Working Papers

I use Gabaix and Koijen (2021) to construct a Granular Instrumental Variable based on idiosyncratic flows from different investment sectors as an instrument for aggregate stock market returns. I use these instrumented returns to investigate the impact of stock market returns on the real economy. I find that stock market returns have a large impact on aggregate GDP, consumption and investment growth, primarily, but not only, through Durable Consumption and Residential Investment. Motivated by the results of Hartzmark and Solomon (2022), I use high- and low- dividend payment day returns, aggregated to the quarterly level, as an alternative identification strategy and find an almost identical impact of stock returns on GDP growth.

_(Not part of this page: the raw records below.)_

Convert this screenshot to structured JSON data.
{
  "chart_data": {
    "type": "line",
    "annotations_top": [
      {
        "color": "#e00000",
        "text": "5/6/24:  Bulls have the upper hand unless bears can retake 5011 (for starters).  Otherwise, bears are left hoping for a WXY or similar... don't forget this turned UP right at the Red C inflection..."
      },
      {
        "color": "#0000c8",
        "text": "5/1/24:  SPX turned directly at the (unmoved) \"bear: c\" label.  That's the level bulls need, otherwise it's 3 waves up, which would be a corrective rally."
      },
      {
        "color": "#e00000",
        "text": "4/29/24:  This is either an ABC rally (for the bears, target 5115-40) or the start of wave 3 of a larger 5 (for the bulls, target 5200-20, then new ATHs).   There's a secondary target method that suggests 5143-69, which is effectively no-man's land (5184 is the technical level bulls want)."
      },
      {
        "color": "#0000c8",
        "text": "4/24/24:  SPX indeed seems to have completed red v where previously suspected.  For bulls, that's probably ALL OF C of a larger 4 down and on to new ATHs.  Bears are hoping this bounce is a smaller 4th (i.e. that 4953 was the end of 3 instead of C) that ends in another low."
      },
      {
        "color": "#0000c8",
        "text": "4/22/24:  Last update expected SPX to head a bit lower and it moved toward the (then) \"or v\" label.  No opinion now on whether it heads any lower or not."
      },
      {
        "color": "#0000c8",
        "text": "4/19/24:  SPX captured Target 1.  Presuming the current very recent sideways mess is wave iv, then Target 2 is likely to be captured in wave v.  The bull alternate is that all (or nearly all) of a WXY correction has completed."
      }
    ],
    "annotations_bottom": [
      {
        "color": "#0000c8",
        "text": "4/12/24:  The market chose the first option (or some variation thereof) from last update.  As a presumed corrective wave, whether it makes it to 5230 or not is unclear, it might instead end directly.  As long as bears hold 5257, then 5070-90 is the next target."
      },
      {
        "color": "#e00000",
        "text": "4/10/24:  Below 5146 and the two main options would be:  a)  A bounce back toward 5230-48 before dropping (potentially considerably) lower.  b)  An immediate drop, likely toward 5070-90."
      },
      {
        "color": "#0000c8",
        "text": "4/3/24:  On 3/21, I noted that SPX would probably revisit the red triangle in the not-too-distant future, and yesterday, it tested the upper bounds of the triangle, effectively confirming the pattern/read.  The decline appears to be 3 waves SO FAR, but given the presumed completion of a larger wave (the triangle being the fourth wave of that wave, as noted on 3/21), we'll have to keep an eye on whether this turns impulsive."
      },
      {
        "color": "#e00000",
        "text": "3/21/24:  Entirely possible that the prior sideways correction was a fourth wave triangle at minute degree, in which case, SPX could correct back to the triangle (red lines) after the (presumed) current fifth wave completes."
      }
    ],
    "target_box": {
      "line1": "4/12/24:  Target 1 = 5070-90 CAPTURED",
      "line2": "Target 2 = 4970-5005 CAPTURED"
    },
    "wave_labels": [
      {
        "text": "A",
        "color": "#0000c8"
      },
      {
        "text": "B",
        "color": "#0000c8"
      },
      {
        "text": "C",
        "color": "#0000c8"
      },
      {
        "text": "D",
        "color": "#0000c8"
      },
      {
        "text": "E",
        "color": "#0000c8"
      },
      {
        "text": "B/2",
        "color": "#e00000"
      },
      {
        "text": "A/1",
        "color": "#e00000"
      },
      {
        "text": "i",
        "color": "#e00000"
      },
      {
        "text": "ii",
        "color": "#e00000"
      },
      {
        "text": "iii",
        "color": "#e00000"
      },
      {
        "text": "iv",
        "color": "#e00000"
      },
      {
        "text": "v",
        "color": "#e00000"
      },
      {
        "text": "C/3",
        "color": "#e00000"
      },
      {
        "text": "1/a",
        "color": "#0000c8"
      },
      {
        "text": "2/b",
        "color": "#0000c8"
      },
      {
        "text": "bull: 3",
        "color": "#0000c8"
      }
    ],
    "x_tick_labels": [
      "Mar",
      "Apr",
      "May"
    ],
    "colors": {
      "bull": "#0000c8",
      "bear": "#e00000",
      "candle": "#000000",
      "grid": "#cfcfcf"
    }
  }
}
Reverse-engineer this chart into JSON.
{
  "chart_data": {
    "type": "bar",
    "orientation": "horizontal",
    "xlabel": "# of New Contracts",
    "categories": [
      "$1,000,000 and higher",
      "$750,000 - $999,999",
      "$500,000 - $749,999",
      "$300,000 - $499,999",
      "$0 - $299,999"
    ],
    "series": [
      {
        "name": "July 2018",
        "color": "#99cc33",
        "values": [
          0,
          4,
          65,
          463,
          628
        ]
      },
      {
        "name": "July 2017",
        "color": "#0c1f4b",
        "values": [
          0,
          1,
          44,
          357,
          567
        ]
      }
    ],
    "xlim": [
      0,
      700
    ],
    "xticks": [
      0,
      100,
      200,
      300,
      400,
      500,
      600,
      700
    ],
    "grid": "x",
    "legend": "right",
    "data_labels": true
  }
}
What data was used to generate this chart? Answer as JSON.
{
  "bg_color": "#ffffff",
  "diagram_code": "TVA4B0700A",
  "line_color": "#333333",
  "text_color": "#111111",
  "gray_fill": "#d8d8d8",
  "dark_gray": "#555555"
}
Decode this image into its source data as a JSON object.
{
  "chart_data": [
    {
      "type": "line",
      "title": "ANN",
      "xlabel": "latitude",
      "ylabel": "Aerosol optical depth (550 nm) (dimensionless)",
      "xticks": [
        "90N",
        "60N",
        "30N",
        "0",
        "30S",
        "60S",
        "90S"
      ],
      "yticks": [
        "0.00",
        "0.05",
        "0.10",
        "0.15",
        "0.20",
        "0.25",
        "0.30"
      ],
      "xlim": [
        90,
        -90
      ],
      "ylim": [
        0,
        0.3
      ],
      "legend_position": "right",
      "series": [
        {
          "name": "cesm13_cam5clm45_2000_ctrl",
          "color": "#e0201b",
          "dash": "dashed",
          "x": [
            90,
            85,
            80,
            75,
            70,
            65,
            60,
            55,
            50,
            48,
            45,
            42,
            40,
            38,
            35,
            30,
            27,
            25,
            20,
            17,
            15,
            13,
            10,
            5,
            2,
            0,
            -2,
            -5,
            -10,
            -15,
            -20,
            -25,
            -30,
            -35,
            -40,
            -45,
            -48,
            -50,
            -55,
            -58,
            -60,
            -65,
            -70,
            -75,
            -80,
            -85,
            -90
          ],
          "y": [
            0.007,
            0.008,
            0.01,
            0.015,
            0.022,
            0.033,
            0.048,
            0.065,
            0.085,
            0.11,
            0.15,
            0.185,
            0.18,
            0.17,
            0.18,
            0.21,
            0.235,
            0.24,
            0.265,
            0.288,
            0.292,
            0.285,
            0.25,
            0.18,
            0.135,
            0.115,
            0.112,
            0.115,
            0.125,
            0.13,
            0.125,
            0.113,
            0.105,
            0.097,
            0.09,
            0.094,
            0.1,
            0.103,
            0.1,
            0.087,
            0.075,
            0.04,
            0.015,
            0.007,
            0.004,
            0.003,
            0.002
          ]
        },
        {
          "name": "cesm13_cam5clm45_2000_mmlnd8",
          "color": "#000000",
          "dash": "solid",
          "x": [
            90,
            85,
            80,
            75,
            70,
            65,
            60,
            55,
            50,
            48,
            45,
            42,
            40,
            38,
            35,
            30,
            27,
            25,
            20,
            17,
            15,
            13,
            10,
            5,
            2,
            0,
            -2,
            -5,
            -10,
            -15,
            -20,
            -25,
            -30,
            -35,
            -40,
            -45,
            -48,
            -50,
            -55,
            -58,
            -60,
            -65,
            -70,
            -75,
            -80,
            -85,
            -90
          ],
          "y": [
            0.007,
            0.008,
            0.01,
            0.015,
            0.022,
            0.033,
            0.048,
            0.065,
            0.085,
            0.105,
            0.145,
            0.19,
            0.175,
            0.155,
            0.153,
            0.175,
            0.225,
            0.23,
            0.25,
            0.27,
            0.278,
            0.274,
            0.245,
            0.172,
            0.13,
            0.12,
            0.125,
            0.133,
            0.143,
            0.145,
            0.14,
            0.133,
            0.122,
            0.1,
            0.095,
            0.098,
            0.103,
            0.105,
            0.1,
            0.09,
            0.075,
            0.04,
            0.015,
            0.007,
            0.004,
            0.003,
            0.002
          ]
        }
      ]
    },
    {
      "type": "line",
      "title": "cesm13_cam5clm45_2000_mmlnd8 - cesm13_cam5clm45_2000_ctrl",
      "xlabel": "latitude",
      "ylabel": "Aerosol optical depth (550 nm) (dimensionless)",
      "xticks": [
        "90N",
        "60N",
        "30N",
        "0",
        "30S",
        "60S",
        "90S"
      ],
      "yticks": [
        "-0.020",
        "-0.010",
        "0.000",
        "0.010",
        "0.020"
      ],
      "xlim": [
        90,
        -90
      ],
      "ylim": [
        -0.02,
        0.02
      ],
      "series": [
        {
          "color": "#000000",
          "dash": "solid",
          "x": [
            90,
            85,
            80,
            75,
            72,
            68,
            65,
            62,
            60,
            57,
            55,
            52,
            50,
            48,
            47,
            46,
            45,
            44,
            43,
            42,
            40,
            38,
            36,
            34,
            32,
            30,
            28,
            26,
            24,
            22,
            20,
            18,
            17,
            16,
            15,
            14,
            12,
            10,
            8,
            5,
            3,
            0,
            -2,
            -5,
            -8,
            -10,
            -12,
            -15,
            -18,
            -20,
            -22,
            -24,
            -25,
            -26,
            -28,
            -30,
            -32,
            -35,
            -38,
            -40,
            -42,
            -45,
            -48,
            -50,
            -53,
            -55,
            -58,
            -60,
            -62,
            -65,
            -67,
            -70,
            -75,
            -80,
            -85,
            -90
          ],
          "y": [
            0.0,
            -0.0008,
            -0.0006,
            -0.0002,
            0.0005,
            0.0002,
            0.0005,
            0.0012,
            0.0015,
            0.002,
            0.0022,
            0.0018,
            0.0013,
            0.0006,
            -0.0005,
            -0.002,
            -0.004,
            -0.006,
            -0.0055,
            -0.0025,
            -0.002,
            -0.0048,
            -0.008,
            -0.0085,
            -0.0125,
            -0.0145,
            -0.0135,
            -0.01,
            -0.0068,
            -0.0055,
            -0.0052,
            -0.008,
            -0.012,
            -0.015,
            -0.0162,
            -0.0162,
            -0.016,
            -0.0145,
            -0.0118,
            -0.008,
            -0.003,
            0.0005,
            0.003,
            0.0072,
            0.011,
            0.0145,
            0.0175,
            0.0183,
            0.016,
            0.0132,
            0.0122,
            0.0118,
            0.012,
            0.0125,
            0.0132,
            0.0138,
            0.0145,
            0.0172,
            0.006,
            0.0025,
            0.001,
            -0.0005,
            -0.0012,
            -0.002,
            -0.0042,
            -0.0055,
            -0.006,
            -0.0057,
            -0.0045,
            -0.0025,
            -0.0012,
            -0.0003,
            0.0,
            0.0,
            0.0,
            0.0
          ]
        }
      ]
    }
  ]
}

We study an endowment economy with heterogeneous agents and two complementary consumption goods, one of which is indivisible. Although agents have standard log-CES preferences, the indivisibility gives rise to Friedman-Savage convexity in indirect utility. Agents care about relative, not just absolute, wealth, as well as rankings. While agents dislike small risks, they like large ones. Poorer agents exhibit a preference for lottery-like assets with negative expected returns and also invest a smaller share of wealth than richer agents in assets with positive expected returns. If the difference in wealth is large, poor agents play a lottery among themselves with a single winner. In consequence, richer agents have a higher expected return on wealth and inequality is expected to increase. While initial inequality affects investment choices, it has only a minor effect on ultimate inequality. Therefore, standard prescriptions for reducing inequality may have little effect.

We develop a mean-variance model of capital market equilibrium with heterogeneous beliefs. When investors disagree about future asset prices, optimists and pessimists would borrow cash and assets, respectively, from each other, to take positions in line with their beliefs. Borrowing contracts are collateralized by borrowers’ wealth. However, due to disagreement, lenders do not value the collateral as much as their borrowing counterparts do, thus become reluctant to lend. This limits the borrowing capacities of investors, which endogenously generate leverage constraint and short-sales constraint. Under the consensus belief, we derive a modified CAPM that incorporates the shadow prices of two borrowing constraints, which appear with opposite signs. With either very low or very high disagreement, the standard CAPM holds because both constraints either do not bind or bind to a similarly large degree. When disagreement is moderate, leverage constraint is generally tighter than short-sales constraint. Consequently, less risky assets will be underpriced relative to the standard CAPM, while riskier assets will be overpriced. We confirm our theoretical predictions using the daily trading volume in the stock market as our measure of disagreement.